The integration of artificial intelligence was a major talking point during the conference, specifically regarding the future of travel managers. While Neufang was clear that AI will handle data insights, she noted that interpreting human intent is still far off.
She told TTGmice: “AI will help their jobs to be easier, but I don’t see it taking over the strategic aspects of what travel managers should be doing. Having a seat at the table with the C-suite, it’s hard to have AI answer, ‘what should we be doing?’ Strategically, the role becomes so much more important during a crisis; that’s when people literally have to work together to solve it.”
Geopolitical risks in other regions are also causing a shift in event planning, with nearly a quarter of organisations rethinking their meeting strategies. This shift could benefit stable Asia-Pacific hubs like Singapore, which generated US$8.1 billion in business travel revenue in 2024.
Neufang suggested that “now is the time to be bold” for safe, low-friction destinations to differentiate themselves and capture international traffic looking for reliability.
The corporate travel industry also faces challenges regarding sustainability and the high cost of jet fuel. Neufang observed an odd coincidence that with rising oil prices, sustainable aviation fuel (SAF) “doesn’t look that bad” by comparison, though she cautioned that it is “just too early” for SAF to drive down market costs.
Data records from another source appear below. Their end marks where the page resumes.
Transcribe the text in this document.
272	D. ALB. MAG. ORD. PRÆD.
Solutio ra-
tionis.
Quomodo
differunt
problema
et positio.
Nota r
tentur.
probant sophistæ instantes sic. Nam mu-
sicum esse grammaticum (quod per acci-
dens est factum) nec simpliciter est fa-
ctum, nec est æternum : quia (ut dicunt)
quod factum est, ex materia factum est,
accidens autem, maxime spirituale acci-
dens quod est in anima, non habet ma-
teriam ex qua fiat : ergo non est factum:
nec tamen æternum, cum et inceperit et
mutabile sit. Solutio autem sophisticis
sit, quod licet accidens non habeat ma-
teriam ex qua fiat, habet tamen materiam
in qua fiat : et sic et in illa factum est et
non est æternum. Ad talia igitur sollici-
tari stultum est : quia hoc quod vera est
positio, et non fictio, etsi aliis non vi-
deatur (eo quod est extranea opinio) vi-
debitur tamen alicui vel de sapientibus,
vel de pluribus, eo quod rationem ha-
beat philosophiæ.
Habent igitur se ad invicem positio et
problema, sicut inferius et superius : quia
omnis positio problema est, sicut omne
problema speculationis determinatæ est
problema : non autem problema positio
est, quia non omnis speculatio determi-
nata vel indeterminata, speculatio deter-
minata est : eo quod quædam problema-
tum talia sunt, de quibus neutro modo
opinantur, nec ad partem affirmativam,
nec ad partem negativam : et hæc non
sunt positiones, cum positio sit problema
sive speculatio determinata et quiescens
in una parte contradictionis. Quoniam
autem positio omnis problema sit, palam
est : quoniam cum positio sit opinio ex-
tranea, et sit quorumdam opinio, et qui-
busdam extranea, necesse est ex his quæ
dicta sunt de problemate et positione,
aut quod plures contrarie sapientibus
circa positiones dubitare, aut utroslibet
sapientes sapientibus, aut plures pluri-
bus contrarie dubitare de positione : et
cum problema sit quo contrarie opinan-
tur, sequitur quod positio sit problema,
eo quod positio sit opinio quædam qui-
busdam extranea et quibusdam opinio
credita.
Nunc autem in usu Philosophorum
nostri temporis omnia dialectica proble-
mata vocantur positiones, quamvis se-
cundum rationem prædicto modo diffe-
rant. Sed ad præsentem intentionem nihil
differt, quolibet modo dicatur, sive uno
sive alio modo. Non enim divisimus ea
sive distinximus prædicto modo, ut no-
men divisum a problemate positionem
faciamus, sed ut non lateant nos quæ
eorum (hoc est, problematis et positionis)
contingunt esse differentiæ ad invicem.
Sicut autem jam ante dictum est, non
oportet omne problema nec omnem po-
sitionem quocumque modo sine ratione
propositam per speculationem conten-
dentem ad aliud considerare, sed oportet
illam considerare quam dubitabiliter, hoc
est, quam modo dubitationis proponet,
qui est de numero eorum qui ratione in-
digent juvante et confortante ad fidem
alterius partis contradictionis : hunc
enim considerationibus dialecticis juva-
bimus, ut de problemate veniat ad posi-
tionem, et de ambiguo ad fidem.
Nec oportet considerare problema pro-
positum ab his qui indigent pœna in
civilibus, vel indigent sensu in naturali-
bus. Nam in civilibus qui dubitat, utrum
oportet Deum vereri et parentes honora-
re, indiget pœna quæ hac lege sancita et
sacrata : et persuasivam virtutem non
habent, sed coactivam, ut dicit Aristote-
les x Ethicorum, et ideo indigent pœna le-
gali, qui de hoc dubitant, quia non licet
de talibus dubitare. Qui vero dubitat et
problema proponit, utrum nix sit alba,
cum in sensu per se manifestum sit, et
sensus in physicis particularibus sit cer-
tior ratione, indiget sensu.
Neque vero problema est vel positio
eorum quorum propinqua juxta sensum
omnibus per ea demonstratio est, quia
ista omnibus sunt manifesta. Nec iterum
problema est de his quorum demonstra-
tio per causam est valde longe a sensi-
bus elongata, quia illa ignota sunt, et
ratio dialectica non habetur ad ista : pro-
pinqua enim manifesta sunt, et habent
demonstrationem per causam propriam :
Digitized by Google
Despite these pressures, the rise of the blended traveller offers a new opportunity, with 62 per cent of Asia-Pacific business travellers adding leisure to their trips.
“Economies can do much more to realise there is a multi-purpose traveller at their doorstep. We need to encourage them to stay longer and bring their families, as there is a significant economic impact when a work trip becomes a leisure extension. It’s a human component our industry hasn’t quite figured out how to measure yet, but the potential is there,” Neufang said.